Ce qui explique peut-être que je sois parfois, dans les pages qui suivent, sombre ou mélancolique. Au besoin, appelez Baudelaire à mon secours. Relisez Le Voyage . Ou simplement la fin du dialogue de L’Étranger.

“Eh ! Qu’aimes-tu donc, extraordinaire étranger ?
– J’aime les nuages… les nuages qui passent… là-bas… là-bas… les merveilleux nuages !”
C’est au milieu des cartons que j’y ai pensé. Le titre de ce livre que j’ai refusé plusieurs fois d’écrire sur mon travail d’architecte sera Déménagement.
Après quarante ans passés dans divers bureaux, près des pistes, au fond de l’aéroport d’Orly, puis cinq ans dans une minuscule agence proche du parc Montsouris, je partais pour une autre à la Bastille.
Bien des choses allaient changer à nouveau. Était-ce bien raisonnable ? J’avais soixante et onze ans. L’Opéra de Pékin était fini depuis deux ans. Jamais plus je ne ferais quelque chose d’aussi important. D’aussi passionnant surtout. Pourquoi continuer à faire de l’architecture ? J’avais envie de dessiner, d’écrire, mais sans penser à l’architecture. Et même en lui tournant le dos.
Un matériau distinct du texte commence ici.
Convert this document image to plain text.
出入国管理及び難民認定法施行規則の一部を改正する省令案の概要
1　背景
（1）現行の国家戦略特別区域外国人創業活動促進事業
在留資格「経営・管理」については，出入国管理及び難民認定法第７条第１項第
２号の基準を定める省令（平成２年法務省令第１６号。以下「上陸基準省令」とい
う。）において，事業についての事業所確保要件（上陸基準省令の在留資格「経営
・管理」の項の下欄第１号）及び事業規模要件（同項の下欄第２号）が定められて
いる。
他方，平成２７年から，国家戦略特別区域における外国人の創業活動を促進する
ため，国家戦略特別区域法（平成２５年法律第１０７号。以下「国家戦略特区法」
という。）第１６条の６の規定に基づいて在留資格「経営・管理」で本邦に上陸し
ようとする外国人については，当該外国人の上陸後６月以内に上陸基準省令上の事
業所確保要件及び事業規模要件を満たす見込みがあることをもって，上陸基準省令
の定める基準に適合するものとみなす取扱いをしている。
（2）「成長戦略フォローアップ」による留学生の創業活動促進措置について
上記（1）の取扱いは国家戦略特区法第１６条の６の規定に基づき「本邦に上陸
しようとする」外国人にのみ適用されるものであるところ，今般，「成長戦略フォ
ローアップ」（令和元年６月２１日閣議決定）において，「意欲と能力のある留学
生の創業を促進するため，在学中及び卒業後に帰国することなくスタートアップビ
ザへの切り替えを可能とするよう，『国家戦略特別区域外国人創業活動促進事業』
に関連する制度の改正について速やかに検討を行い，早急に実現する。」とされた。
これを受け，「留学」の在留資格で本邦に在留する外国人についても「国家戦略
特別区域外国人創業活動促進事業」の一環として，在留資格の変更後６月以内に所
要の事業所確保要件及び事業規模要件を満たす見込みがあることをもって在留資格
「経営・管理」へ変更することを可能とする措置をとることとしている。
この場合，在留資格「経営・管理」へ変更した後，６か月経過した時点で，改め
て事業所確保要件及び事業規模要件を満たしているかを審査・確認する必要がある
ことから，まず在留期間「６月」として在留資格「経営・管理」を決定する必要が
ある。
Pourtant, c’est ce que j’allais faire, continuer, tous ces cartons pleins de documents me le disaient assez. Continuer, comme ces jouets qui vont jusqu’au bout de l’énergie de leur ressort ou de leur pile, comme ces satellites dont la Terre, qui les tient dans son attraction, récupérera les débris.
Les reins douloureux, les mains salies d’années de poussière, seul au milieu des étagères dégarnies, cela a dû me sembler ce qui me permettrait de fuir ces souhaits trop vagues et ces pensées moroses : j’allais l’écrire, ce livre.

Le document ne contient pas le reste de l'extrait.